Skip to content

anthology

Anthology

Anthology(datadir, verbose=None)

An instance of the ACL Anthology data.

Attributes:

Name Type Description
datadir

The path to the data folder.

verbose

Whether or not to show progress bars during longer operations. If this argument is not supplied explicitly, it will default to True if the standard output is a terminal.

collections instance-attribute

collections = CollectionIndex(self)

The CollectionIndex for accessing collections, volumes, and papers.

events instance-attribute

events = EventIndex(self)

The EventIndex for accessing events.

people instance-attribute

people = PersonIndex(self)

The PersonIndex for accessing authors and editors.

relaxng property

relaxng

The RelaxNG schema for the Anthology's XML data files.

sigs instance-attribute

sigs = SIGIndex(self)

The SIGIndex for accessing SIGs.

venues instance-attribute

venues = VenueIndex(self)

The VenueIndex for accessing venues.

create_collection

create_collection(id)

Create a new Collection object.

Alias for CollectionIndex.create().

find_people

find_people(name_def)

Find people by name.

See also: get_person() to find a person by their ID.

Parameters:

Name Type Description Default
name_def ConvertableIntoName

Anything that can be resolved to a name; see below for examples.

required

Returns:

Type Description
list[Person]

A list of Person objects with the given name.

Examples:

>>> anthology.find_people("Doe, Jane")       # all of these are identical
>>> anthology.find_people(("Jane", "Doe"))
>>> anthology.find_people({"first": "Jane", "last": "Doe"})
>>> anthology.find_people(Name("Jane", "Doe"))

from_repo classmethod

from_repo(
    repo_url="https://github.com/acl-org/acl-anthology.git",
    path=None,
    verbose=None,
)

Instantiates the Anthology from a Git repo.

Parameters:

Name Type Description Default
repo_url str

The URL of a Git repo with Anthology data. If not given, defaults to the official ACL Anthology repo.

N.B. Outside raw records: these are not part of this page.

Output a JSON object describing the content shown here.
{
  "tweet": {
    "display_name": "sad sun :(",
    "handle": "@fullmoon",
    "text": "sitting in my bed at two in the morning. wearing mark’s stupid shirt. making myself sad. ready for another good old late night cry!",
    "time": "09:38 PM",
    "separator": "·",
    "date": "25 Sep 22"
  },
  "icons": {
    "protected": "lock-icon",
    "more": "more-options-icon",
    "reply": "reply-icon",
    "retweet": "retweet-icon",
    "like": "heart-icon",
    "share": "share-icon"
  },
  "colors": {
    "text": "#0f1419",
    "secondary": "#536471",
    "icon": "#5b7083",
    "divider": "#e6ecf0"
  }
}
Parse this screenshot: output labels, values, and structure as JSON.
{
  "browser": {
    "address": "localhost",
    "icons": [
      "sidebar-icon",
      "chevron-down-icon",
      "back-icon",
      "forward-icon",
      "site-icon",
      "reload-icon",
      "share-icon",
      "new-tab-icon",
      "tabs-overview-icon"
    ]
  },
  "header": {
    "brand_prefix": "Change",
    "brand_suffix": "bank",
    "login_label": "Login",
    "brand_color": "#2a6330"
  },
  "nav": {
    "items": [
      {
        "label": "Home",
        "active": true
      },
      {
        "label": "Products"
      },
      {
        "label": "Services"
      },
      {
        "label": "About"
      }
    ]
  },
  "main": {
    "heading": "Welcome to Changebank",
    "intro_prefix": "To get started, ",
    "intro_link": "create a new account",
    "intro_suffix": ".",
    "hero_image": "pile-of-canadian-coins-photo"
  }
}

'https://github.com/acl-org/acl-anthology.git'
path Optional[StrPath]

The local path for the repo data. If not given, automatically determines a path within the user's data directory.

None
verbose Optional[bool]

Whether or not to show progress bars during longer operations. If this argument is not supplied explicitly, it will default to True if the standard output is a terminal.

None
Note

If no explicit path is supplied, attempts to call any save functions on the returned objects will throw a warning, since this is likely a user error.

from_within_repo classmethod

from_within_repo(verbose=None)

Instantiates the Anthology from within its own Git repo, using the repo's main data folder.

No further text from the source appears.